Main Conference Sessions
End-to-End e-Science: Integrating Workﬂow, Query, Visualization, and Provenance at an Ocean Observatory
- Bill Howe, Oregon Health and Science University
- Peter Lawson, National Marine Fisheries Service
- Renee Bellinger, Oregon State University
- Erik Anderson, University of Utah
- Emanuele Santos, University of Utah
- Juliana Freire, University of Utah
- Carlos Scheidegger, University of Utah
- Antonio Baptista, Oregon Health and Science University
- Claudio Silva, University of Utah
Computing has been an enormous accelerator to science and has led to an information explosion in many different fields. To analyze and understand scientific data, complex computational processes must be assembled, often requiring the combination of loosely-coupled resources, specialized libraries, and Grid and Web services. The heterogeneity of data sources, analysis techniques, data products, and user communities make it difficult to design a system that is flexible enough to accommodate broad requirements but specialized enough to be of daily use to scientists, policy makers, students, and the general public. Databases, workflow systems, and visualization tools each offer useful features but are individually incomplete solutions.
Databases provide algebraic optimization and physical data independence, but offer poor support for complex data types (meshes, multidimensional arrays) and are change-intolerant. Workflow systems are flexible, but even skilled programmers have trouble operating them effectively. Visualization tools overwhelm novice users with an enormous parameter space and are typically optimized for "throwing" datasets through the graphics pipeline rather than general data manipulation.

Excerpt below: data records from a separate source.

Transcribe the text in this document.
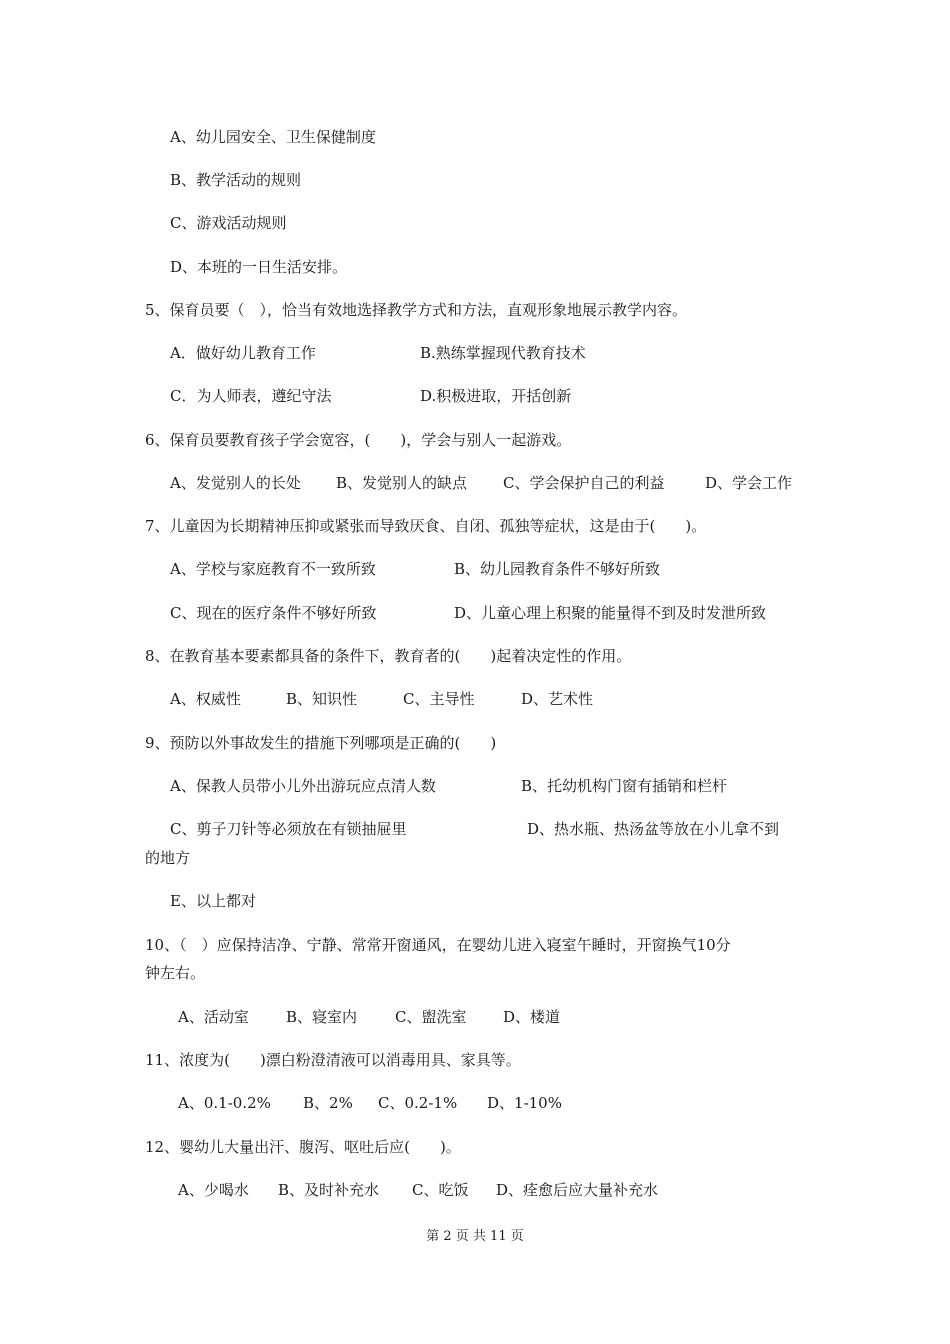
A、幼儿园安全、卫生保健制度
B、教学活动的规则
C、游戏活动规则
D、本班的一日生活安排。
5、保育员要（　），恰当有效地选择教学方式和方法，直观形象地展示教学内容。
A．做好幼儿教育工作	B.熟练掌握现代教育技术
C．为人师表，遵纪守法	D.积极进取，开括创新
6、保育员要教育孩子学会宽容，(　　)，学会与别人一起游戏。
A、发觉别人的长处 B、发觉别人的缺点 C、学会保护自己的利益	D、学会工作
7、儿童因为长期精神压抑或紧张而导致厌食、自闭、孤独等症状，这是由于(　　)。
A、学校与家庭教育不一致所致	B、幼儿园教育条件不够好所致
C、现在的医疗条件不够好所致	D、儿童心理上积聚的能量得不到及时发泄所致
8、在教育基本要素都具备的条件下，教育者的(　　)起着决定性的作用。
A、权威性	B、知识性	C、主导性	D、艺术性
9、预防以外事故发生的措施下列哪项是正确的(　　)
A、保教人员带小儿外出游玩应点清人数	B、托幼机构门窗有插销和栏杆
C、剪子刀针等必须放在有锁抽屉里	D、热水瓶、热汤盆等放在小儿拿不到
的地方
E、以上都对
10、（　）应保持洁净、宁静、常常开窗通风，在婴幼儿进入寝室午睡时，开窗换气10分
钟左右。
A、活动室 B、寝室内	C、盥洗室 D、楼道
11、浓度为(　　)漂白粉澄清液可以消毒用具、家具等。
A、0.1-0.2% B、2% C、0.2-1% D、1-10%
12、婴幼儿大量出汗、腹泻、呕吐后应(　　)。
A、少喝水 B、及时补充水 C、吃饭 D、痊愈后应大量补充水
第 2 页 共 11 页
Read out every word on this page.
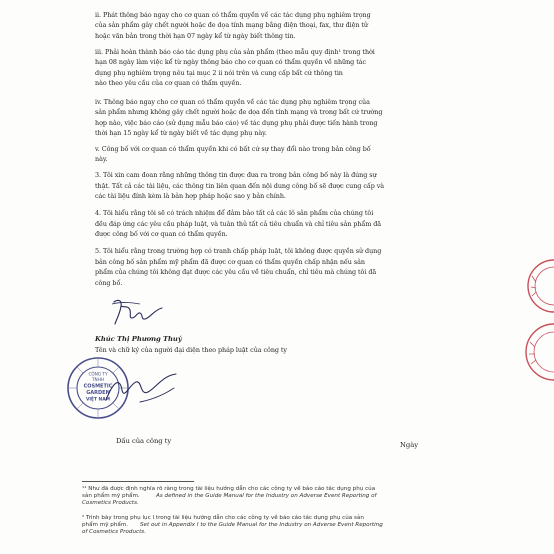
ii. Phát thông báo ngay cho cơ quan có thẩm quyền về các tác dụng phụ nghiêm trọng
của sản phẩm gây chết người hoặc đe dọa tính mạng bằng điện thoại, fax, thư điện tử
hoặc văn bản trong thời hạn 07 ngày kể từ ngày biết thông tin.
iii. Phải hoàn thành báo cáo tác dụng phụ của sản phẩm (theo mẫu quy định¹ trong thời
hạn 08 ngày làm việc kể từ ngày thông báo cho cơ quan có thẩm quyền về những tác
dụng phụ nghiêm trọng nêu tại mục 2 ii nói trên và cung cấp bất cứ thông tin
nào theo yêu cầu của cơ quan có thẩm quyền.
iv. Thông báo ngay cho cơ quan có thẩm quyền về các tác dụng phụ nghiêm trọng của
sản phẩm nhưng không gây chết người hoặc đe dọa đến tính mạng và trong bất cứ trường
hợp nào, việc báo cáo (sử dụng mẫu báo cáo) về tác dụng phụ phải được tiến hành trong
thời hạn 15 ngày kể từ ngày biết về tác dụng phụ này.
v. Công bố với cơ quan có thẩm quyền khi có bất cứ sự thay đổi nào trong bản công bố
này.
3. Tôi xin cam đoan rằng những thông tin được đưa ra trong bản công bố này là đúng sự
thật. Tất cả các tài liệu, các thông tin liên quan đến nội dung công bố sẽ được cung cấp và
các tài liệu đính kèm là bản hợp pháp hoặc sao y bản chính.
4. Tôi hiểu rằng tôi sẽ có trách nhiệm để đảm bảo tất cả các lô sản phẩm của chúng tôi
đều đáp ứng các yêu cầu pháp luật, và tuân thủ tất cả tiêu chuẩn và chỉ tiêu sản phẩm đã
được công bố với cơ quan có thẩm quyền.
5. Tôi hiểu rằng trong trường hợp có tranh chấp pháp luật, tôi không được quyền sử dụng
bản công bố sản phẩm mỹ phẩm đã được cơ quan có thẩm quyền chấp nhận nếu sản
phẩm của chúng tôi không đạt được các yêu cầu về tiêu chuẩn, chỉ tiêu mà chúng tôi đã
công bố.
Khúc Thị Phương Thuý
Tên và chữ ký của người đại diện theo pháp luật của công ty
CÔNG TY
TNHH
COSMETIC
GARDEN
VIỆT NAM
Dấu của công ty	Ngày
¹¹ Như đã được định nghĩa rõ ràng trong tài liệu hướng dẫn cho các công ty về báo cáo tác dụng phụ của
sản phẩm mỹ phẩm.	As defined in the Guide Manual for the Industry on Adverse Event Reporting of
Cosmetics Products.
² Trình bày trong phụ lục I trong tài liệu hướng dẫn cho các công ty về báo cáo tác dụng phụ của sản
phẩm mỹ phẩm. Set out in Appendix I to the Guide Manual for the Industry on Adverse Event Reporting
of Cosmetics Products.
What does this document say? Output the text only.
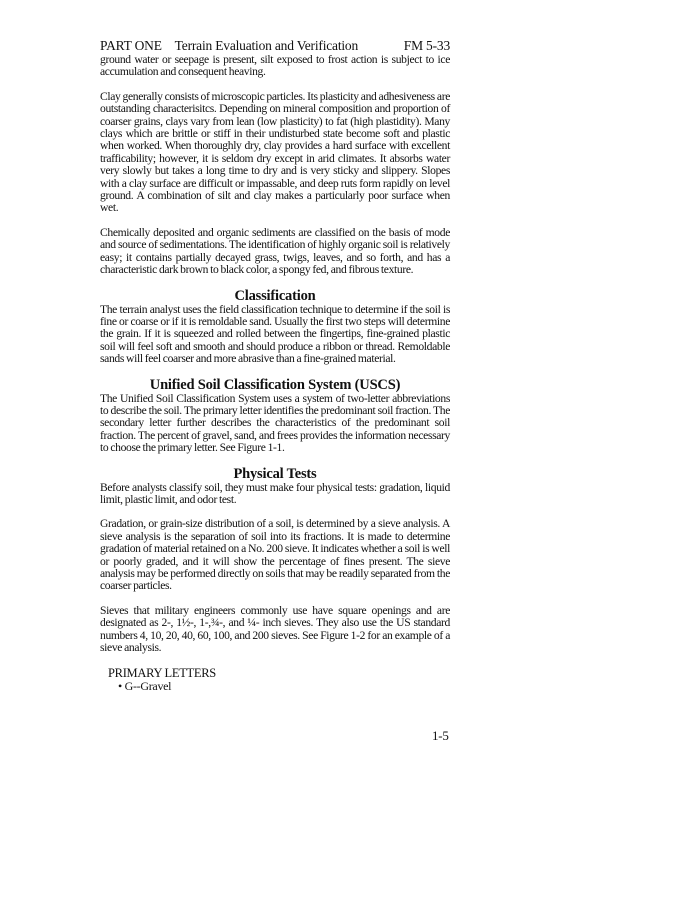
PART ONE Terrain Evaluation and Verification	FM 5-33

ground water or seepage is present, silt exposed to frost action is subject to ice accumulation and consequent heaving.

Clay generally consists of microscopic particles. Its plasticity and adhesiveness are outstanding characterisitcs. Depending on mineral composition and proportion of coarser grains, clays vary from lean (low plasticity) to fat (high plastidity). Many clays which are brittle or stiff in their undisturbed state become soft and plastic when worked. When thoroughly dry, clay provides a hard surface with excellent trafficability; however, it is seldom dry except in arid climates. It absorbs water very slowly but takes a long time to dry and is very sticky and slippery. Slopes with a clay surface are difficult or impassable, and deep ruts form rapidly on level ground. A combination of silt and clay makes a particularly poor surface when wet.

Chemically deposited and organic sediments are classified on the basis of mode and source of sedimentations. The identification of highly organic soil is relatively easy; it contains partially decayed grass, twigs, leaves, and so forth, and has a characteristic dark brown to black color, a spongy fed, and fibrous texture.

Classification

The terrain analyst uses the field classification technique to determine if the soil is fine or coarse or if it is remoldable sand. Usually the first two steps will determine the grain. If it is squeezed and rolled between the fingertips, fine-grained plastic soil will feel soft and smooth and should produce a ribbon or thread. Remoldable sands will feel coarser and more abrasive than a fine-grained material.

Unified Soil Classification System (USCS)

The Unified Soil Classification System uses a system of two-letter abbreviations to describe the soil. The primary letter identifies the predominant soil fraction. The secondary letter further describes the characteristics of the predominant soil fraction. The percent of gravel, sand, and frees provides the information necessary to choose the primary letter. See Figure 1-1.

Physical Tests

Before analysts classify soil, they must make four physical tests: gradation, liquid limit, plastic limit, and odor test.

Gradation, or grain-size distribution of a soil, is determined by a sieve analysis. A sieve analysis is the separation of soil into its fractions. It is made to determine gradation of material retained on a No. 200 sieve. It indicates whether a soil is well or poorly graded, and it will show the percentage of fines present. The sieve analysis may be performed directly on soils that may be readily separated from the coarser particles.

Sieves that military engineers commonly use have square openings and are designated as 2-, 1½-, 1-,¾-, and ¼- inch sieves. They also use the US standard numbers 4, 10, 20, 40, 60, 100, and 200 sieves. See Figure 1-2 for an example of a sieve analysis.

PRIMARY LETTERS

• G--Gravel

1-5
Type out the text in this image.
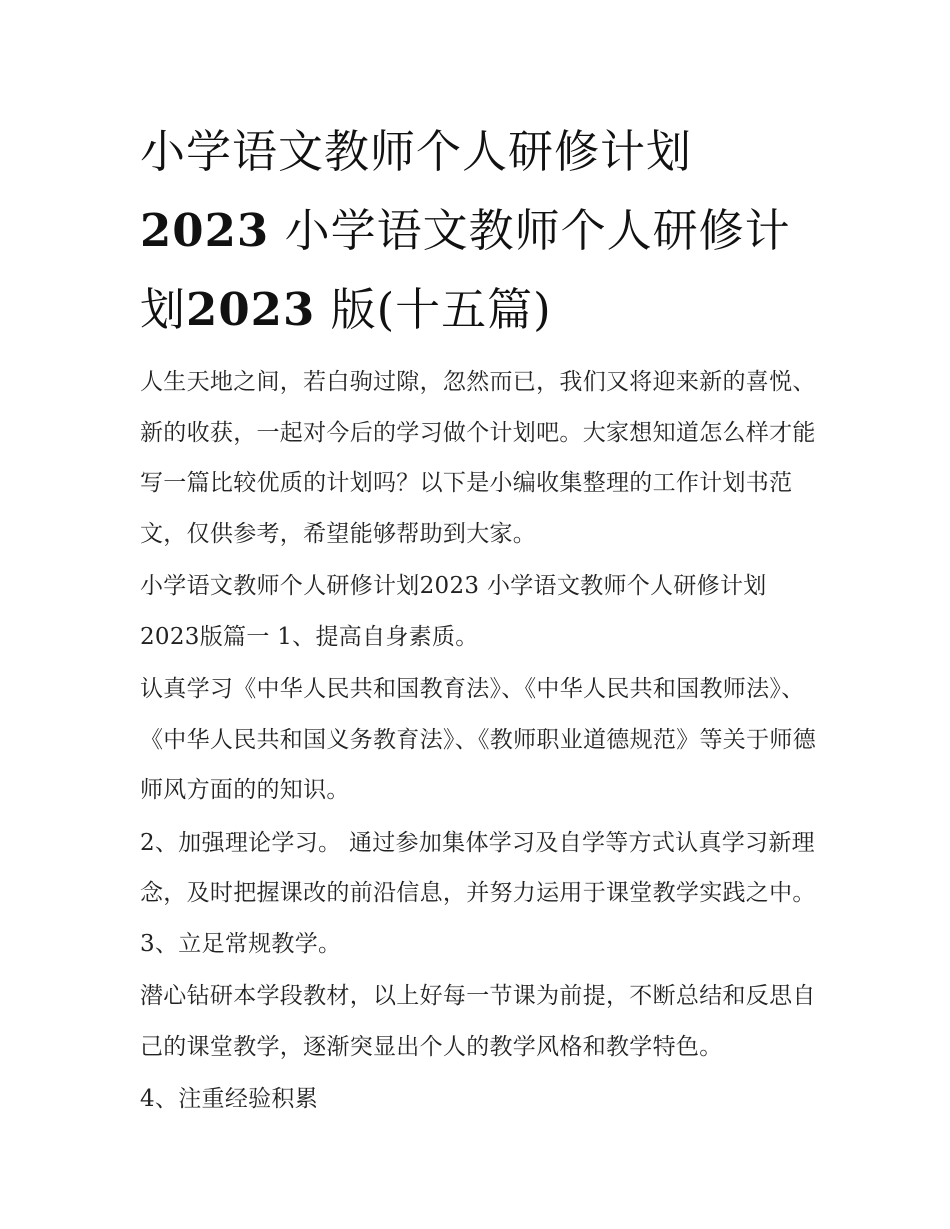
小学语文教师个人研修计划
2023 小学语文教师个人研修计
划2023 版(十五篇)

人生天地之间，若白驹过隙，忽然而已，我们又将迎来新的喜悦、新的收获，一起对今后的学习做个计划吧。大家想知道怎么样才能写一篇比较优质的计划吗？以下是小编收集整理的工作计划书范文，仅供参考，希望能够帮助到大家。

小学语文教师个人研修计划2023 小学语文教师个人研修计划2023版篇一 1、提高自身素质。

认真学习《中华人民共和国教育法》、《中华人民共和国教师法》、《中华人民共和国义务教育法》、《教师职业道德规范》等关于师德师风方面的的知识。

2、加强理论学习。 通过参加集体学习及自学等方式认真学习新理念，及时把握课改的前沿信息，并努力运用于课堂教学实践之中。 3、立足常规教学。

潜心钻研本学段教材，以上好每一节课为前提，不断总结和反思自己的课堂教学，逐渐突显出个人的教学风格和教学特色。

4、注重经验积累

In this paper, we argue that typical data analysis tasks at an ocean observatory require techniques from all three tools, sometimes domain-specialized. To support these tasks, we describe a platform developed as part of a collaborative cyberinfrastructure at the NSF Science and Technology Center for Coastal Margin Observation and Prediction (CMOP) integrating a provenance-aware workflow system, 3D visualization capabilities, and a remote query engine for large-scale ocean circulation models, in addition to access routines for local files and Web services. We conclude that data management solutions for e-Science require this kind of holistic approach and recommend a broader, application-oriented research agenda for the e-Science community.
Date and Time
Thursday, December 11, 10 a.m. to 10:30 a.m.